Dia mengatakan bahwa orang kulit berwarna dan orang-orang dari latar belakang berpenghasilan rendah lebih cenderung konservatif secara sosial dan religius daripada orang-orang yang saat ini lebih terwakili dalam akadem, menambahkan bahwa “beberapa tantangan keragaman ini di sekitar keanekaragaman sudut pandang dan keragaman demografis sebenarnya saling terkait erat.”

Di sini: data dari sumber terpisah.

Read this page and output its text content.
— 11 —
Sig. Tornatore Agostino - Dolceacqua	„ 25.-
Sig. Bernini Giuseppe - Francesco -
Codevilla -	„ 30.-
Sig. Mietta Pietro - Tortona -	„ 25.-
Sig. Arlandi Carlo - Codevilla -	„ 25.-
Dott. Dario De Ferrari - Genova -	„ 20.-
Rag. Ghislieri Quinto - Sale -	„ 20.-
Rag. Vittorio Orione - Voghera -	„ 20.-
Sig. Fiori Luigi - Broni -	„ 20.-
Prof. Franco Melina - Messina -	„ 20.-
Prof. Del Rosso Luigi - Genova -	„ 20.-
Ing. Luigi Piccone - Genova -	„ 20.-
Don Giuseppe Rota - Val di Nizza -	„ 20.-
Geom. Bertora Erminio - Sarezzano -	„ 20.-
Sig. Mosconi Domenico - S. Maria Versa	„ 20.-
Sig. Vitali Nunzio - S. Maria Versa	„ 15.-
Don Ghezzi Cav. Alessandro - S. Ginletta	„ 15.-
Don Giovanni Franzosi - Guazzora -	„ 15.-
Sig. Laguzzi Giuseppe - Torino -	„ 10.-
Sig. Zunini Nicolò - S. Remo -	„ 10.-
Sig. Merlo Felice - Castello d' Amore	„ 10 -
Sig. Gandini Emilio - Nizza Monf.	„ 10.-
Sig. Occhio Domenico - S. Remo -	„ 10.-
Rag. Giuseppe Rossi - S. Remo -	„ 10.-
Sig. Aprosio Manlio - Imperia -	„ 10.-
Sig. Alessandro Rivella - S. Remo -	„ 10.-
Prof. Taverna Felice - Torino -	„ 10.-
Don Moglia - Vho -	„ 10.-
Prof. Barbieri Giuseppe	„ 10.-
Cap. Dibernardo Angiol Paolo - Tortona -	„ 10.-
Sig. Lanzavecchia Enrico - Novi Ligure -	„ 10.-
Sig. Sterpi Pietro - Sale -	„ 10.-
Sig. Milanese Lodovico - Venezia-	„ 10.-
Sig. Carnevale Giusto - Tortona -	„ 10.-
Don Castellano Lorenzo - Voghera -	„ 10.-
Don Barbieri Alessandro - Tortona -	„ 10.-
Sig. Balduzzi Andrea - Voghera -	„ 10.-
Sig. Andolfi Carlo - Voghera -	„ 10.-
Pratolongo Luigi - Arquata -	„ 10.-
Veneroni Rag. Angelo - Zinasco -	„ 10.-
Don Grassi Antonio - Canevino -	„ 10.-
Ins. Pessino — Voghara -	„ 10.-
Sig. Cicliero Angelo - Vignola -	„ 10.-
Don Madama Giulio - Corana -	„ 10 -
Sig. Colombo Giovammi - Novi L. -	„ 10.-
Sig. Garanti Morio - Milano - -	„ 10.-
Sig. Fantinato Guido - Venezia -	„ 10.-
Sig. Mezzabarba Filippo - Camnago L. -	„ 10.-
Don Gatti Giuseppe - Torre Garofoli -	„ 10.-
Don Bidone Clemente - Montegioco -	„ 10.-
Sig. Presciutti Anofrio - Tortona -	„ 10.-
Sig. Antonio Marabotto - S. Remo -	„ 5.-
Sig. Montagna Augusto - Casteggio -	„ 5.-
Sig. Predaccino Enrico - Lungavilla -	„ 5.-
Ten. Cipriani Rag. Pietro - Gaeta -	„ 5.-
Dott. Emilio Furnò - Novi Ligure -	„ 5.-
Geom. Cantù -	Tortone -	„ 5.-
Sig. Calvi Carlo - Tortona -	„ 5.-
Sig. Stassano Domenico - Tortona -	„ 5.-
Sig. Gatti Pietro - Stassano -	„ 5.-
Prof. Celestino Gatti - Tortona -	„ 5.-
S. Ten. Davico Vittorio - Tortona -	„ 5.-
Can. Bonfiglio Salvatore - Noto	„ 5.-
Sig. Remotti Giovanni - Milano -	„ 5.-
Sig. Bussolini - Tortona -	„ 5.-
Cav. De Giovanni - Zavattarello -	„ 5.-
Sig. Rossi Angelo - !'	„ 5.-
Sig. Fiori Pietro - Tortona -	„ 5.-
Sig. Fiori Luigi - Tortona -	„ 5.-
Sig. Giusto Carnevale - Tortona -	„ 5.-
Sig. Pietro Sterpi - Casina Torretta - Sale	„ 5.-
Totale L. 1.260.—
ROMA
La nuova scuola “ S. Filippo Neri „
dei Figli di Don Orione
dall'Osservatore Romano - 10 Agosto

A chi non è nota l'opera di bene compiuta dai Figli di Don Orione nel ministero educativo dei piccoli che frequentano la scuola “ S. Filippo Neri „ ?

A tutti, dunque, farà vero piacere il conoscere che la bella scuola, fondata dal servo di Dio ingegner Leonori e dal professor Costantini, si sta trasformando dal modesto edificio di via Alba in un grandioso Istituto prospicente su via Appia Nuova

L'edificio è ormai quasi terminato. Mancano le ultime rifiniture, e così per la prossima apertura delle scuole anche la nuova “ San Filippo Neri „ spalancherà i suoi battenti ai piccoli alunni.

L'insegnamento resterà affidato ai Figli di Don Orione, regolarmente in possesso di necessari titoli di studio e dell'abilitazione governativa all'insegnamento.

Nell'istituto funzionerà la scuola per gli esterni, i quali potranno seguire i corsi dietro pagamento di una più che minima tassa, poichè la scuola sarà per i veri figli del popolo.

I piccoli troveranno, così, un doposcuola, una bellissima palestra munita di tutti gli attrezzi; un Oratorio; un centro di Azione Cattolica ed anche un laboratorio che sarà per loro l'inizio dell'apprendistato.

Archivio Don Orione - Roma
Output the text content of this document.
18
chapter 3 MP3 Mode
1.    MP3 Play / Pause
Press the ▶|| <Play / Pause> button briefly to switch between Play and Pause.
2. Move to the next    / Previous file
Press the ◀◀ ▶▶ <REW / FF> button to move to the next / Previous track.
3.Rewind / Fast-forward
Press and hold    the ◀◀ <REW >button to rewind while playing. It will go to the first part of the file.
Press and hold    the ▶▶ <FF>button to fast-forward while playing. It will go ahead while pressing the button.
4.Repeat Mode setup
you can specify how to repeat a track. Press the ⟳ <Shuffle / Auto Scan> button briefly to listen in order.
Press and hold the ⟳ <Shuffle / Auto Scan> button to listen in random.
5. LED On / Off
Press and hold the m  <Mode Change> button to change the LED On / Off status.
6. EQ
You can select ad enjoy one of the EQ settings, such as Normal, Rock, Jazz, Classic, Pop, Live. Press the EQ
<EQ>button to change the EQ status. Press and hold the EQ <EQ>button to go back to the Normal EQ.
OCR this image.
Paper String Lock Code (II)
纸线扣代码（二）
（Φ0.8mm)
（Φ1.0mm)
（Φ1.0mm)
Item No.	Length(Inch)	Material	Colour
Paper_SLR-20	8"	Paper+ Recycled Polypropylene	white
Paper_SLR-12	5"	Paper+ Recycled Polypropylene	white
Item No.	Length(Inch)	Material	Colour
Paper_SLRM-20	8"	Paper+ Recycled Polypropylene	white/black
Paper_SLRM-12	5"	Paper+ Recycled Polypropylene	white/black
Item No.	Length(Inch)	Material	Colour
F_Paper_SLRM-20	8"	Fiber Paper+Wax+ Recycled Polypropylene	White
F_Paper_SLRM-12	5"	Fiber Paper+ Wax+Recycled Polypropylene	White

“Tapi kami juga harus mengadvokasi tujuan keragaman dan inklusi” dan mencoba memikirkan alternatif yang lebih baik, kata al-Gharbi. Tetap saja, itu sulit ketika pemerintahan Trump pada dasarnya “meraih,” “disensor” dan “merendahkan” apa pun yang terkait dengan DEI.
“Ini bukan bom pintar,” katanya. “Ini gergaji rantai.”